加藤 給付と負担の関係性ということでありますが、支援金制度のそもそもの趣旨になりますけれども、支援金制度は、児童手当の拡充等を始め、子育て世帯をしっかりと社会全体で支えていく制度でございます。
 子供、子育て世帯をしっかり支えて少子化の対策を図っていくことによって社会保険制度全体を持続可能なものにしていくということは、我が国の喫緊の大変重要な課題になってございます。
 これをしっかりと手当てをして子育て世帯を支えていくということが、ひいては高齢者の方々も含め社会全体の受益にかなう、このように関係性を整理してございます。

藤岡 支えるとか、それはもう、まず分かるんですよ。ただ、今回、この最高裁の判決に照らして逸脱しているんじゃないんですかということに対する回答としては、私は不十分だと思います。
 今の御答弁をある意味しんしゃくして読み取ると、いや、健康保険制度の持続可能性のためだとか、少子化対策が何とか解決されて人口減少が解決されてとかということをおっしゃっているんだと思いますけれども、余りに遠いですよ、その関係は。普通は直接の給付でしょう。直接の給付との関係ですよ。それが、今回の話ですと、すごくその関係性が遠いんですよ。
 そんなことを言ったら、じゃ、賃金を上げるために何かいろいろなことを出したら、全て回り回って全部これは何かプラスなんだと言って、それを受益なんだと言ったら、もう何でもありになっちゃいますよ。それは幾らでもありになっちゃうから、当然慎重に考えなくちゃいけませんし、この判例との関係を、大臣もこれ以上はあれでしょうから、一回整理してもらえませんか、これはきちんと。この特別の給付と反対給付の関係を、大臣、これは一回整理してください、法案審議の前にきちんと。お願いします。
加藤 御指摘の点につきまして、整理をしてまいります。
藤岡 では、整理をして、きちっとこの委員会に御報告をお願いしたいと思います。
 改めて今のお話を聞いていますと、やっぱり今回の支援金制度は、申し訳ないですが、保険料に偽装して国民負担を課すものだというふうに私は言わざるを得ないなということを感じます。きちっとした、これは本当に保険料なのか税なのか、改めてしっかりした整理を求めたいと思います。


参考資料等

子ども・子育て支援金と租税の関係に関する質問主意書(令和六年三月八日提出 質問第五八号 提出者:緒方林太郎)

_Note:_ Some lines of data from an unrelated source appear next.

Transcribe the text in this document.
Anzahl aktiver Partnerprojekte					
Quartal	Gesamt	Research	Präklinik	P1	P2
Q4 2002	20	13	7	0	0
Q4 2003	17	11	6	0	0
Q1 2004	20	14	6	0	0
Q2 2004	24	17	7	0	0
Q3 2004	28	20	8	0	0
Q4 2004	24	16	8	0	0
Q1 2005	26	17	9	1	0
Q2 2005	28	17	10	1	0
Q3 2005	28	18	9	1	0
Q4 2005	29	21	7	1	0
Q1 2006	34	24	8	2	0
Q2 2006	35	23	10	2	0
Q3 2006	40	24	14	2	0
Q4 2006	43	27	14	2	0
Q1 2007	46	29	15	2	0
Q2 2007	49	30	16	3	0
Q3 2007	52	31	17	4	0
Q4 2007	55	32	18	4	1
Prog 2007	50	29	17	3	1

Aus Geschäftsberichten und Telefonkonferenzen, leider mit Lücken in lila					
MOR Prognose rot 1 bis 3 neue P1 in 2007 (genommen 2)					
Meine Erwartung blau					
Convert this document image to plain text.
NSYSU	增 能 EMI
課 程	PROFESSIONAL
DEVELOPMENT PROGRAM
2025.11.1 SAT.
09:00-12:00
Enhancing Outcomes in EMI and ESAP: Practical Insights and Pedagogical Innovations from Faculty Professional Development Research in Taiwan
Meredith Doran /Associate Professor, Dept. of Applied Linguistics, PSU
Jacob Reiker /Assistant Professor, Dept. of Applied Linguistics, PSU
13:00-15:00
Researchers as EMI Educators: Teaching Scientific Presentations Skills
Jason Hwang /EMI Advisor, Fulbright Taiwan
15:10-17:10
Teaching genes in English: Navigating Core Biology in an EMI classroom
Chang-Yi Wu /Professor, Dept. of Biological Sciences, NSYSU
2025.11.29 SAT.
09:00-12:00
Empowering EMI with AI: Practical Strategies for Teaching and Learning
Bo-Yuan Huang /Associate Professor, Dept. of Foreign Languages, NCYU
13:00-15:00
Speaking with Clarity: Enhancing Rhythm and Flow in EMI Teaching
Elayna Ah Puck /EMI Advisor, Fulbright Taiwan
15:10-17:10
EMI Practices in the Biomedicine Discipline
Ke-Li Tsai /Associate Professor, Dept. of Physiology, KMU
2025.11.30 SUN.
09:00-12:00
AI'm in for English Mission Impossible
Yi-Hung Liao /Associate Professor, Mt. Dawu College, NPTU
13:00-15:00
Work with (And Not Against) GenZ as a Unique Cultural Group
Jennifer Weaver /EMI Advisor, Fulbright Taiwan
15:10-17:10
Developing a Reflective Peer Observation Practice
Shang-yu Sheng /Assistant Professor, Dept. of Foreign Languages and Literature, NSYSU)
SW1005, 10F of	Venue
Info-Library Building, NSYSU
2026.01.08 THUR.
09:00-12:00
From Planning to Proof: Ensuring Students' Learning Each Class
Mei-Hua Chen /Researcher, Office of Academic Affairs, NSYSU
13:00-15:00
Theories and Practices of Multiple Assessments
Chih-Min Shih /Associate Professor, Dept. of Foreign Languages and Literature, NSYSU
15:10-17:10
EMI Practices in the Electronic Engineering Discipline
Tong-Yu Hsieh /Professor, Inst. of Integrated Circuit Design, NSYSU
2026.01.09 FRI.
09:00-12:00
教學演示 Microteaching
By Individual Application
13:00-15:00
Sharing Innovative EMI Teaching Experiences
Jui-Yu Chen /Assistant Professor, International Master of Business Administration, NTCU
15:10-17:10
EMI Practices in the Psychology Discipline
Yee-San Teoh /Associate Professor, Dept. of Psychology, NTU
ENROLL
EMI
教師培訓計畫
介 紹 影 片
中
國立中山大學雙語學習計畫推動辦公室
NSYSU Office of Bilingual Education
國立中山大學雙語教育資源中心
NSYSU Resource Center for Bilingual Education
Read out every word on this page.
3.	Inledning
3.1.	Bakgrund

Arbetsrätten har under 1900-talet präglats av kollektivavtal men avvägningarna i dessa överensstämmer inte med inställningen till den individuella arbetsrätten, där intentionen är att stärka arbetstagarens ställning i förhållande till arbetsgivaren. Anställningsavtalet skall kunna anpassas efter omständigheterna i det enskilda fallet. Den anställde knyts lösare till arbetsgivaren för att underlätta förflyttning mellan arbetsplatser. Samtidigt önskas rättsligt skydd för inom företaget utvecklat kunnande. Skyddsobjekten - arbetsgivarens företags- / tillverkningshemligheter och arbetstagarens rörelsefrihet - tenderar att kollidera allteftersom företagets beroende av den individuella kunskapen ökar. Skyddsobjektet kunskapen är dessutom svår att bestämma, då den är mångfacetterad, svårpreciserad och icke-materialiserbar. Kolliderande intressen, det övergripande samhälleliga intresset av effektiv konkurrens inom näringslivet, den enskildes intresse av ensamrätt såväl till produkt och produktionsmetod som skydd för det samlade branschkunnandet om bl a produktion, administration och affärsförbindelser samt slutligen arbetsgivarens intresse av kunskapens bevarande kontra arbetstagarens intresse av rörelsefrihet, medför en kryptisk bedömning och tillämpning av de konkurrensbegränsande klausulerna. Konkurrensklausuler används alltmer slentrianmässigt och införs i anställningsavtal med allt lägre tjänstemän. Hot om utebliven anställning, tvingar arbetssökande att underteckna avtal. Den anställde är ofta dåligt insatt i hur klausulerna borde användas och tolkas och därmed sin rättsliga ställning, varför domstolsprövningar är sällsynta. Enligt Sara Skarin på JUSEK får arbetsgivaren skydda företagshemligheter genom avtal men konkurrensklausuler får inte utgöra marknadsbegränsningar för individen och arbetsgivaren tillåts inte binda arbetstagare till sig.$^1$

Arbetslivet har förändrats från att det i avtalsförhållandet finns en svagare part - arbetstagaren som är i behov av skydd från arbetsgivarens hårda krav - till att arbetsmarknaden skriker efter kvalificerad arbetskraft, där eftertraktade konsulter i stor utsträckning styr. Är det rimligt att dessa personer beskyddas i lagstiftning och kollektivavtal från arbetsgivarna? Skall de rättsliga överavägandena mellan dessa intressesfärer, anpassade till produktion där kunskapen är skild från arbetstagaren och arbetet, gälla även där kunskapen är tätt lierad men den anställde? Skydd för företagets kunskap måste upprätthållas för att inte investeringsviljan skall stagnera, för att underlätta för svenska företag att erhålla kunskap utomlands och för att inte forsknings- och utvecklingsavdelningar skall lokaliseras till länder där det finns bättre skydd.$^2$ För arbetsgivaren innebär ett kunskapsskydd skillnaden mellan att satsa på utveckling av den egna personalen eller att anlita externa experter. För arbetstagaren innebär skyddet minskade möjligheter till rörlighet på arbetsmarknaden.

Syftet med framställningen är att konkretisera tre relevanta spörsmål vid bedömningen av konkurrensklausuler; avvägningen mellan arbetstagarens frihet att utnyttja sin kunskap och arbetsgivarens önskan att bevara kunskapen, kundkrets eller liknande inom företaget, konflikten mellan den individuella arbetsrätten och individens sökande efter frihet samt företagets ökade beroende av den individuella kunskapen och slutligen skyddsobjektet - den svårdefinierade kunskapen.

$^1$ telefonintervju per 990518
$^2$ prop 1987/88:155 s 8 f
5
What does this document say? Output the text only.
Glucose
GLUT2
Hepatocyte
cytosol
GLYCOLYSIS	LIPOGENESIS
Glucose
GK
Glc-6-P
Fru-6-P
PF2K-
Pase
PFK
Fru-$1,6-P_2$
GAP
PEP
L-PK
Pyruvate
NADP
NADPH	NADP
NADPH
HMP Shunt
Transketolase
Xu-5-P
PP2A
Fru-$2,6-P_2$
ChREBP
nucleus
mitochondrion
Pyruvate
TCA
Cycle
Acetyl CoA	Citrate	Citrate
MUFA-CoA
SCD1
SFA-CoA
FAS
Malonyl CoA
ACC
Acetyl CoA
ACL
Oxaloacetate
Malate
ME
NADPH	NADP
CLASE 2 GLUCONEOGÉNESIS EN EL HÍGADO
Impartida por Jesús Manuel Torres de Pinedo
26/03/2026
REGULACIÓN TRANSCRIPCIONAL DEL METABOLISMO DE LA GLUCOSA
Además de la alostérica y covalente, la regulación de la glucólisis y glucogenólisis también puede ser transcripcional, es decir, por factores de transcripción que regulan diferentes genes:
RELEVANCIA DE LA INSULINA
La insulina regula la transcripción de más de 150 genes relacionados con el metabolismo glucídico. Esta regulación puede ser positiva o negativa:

 国民健康保険料賦課処分取消等請求事件における、平成十八年三月一日最高裁判決では、以下のとおり判示されている。
 「国又は地方公共団体が、課税権に基づき、その経費に充てるための資金を調達する目的をもって、特別の給付に対する反対給付としてでなく、一定の要件に該当するすべての者に対して課する金銭給付は、その形式のいかんにかかわらず、憲法八十四条に規定する租税に当たるというべきである。」
 これを踏まえ、今国会に提出されている「子ども・子育て支援法等の一部を改正する法律案」において創設が検討されている「子ども・子育て支援金」は租税ではないのか。最高裁判決との関係を明確にした上で答弁ありたい。

https://www.shugiin.go.jp/internet/itdb_shitsumon.nsf/html/shitsumon/a213058.htm

衆議院議員緒方林太郎君提出子ども・子育て支援金と租税の関係に関する質問に対する答弁書(令和六年三月十九日受領 答弁第五八号 内閣衆質二一三第五八号 令和六年三月十九日 内閣総理大臣 岸田文雄)

 お尋ねの「子ども・子育て支援金」の具体的に意味するところが必ずしも明らかではないが、子ども・子育て支援法等の一部を改正する法律案(第二百十三回国会閣法第二十二号)第一条の規定による改正後の子ども・子育て支援法(平成二十四年法律第六十五号)第七十一条の三第一項に規定する子ども・子育て支援納付金は、同法第七十一条の二第五項に規定する健康保険者等から、同法第七十一条の三第一項各号に掲げる費用に充てるため徴収するものであり、当該健康保険者等は、同法案第二条の規定による改正後の健康保険法(大正十一年法律第七十号)第百五十五条第一項等の規定により、当該子ども・子育て支援納付金の納付に要する費用を含む健康保険の事業に要する費用に充てるため、保険料を徴収するものである。平成十八年三月一日最高裁判所大法廷判決においては、国民健康保険の保険料について、「憲法八十四条の規定が直接に適用されることはないというべきである」と判示されている。

平成十八年三月一日最高裁判所大法廷判決

 国又は地方公共団体が、課税権に基づき、その経費に充てるための資金を調達する目的をもって、特別の給付に対する反対給付としてでなく、一定の要件に該当するすべての者に対して課する金銭給付は、その形式のいかんにかかわらず、憲法84条に規定する租税に当たるというべきである。
 市町村が行う国民健康保険の保険料は、これと異なり、被保険者において保険給付を受け得ることに対する反対給付として徴収されるものである。前記のとおり、被上告人市における国民健康保険事業に要する経費の約3分の2は公的資金によって賄われているが、これによって、保険料と保険給付を受け得る地位とのけん連性が断ち切られるものではない。また、国民健康保険が強制加入とされ、保険料が強制徴収されるのは、保険給付を受ける被保険者をなるべく保険事故を生ずべき者の全部とし、保険事故により生ずる個人の経済的損害を加入者相互において分担すべきであるとする社会保険としての国民健康保険の目的及び性質に由来するものというべきである。
 したがって、上記保険料に憲法84条の規定が直接に適用されることはないというべきである(…)。

日本国憲法

第八十四条 あらたに租税を課し、又は現行の租税を変更するには、法律又は法律の定める条件によることを必要とする。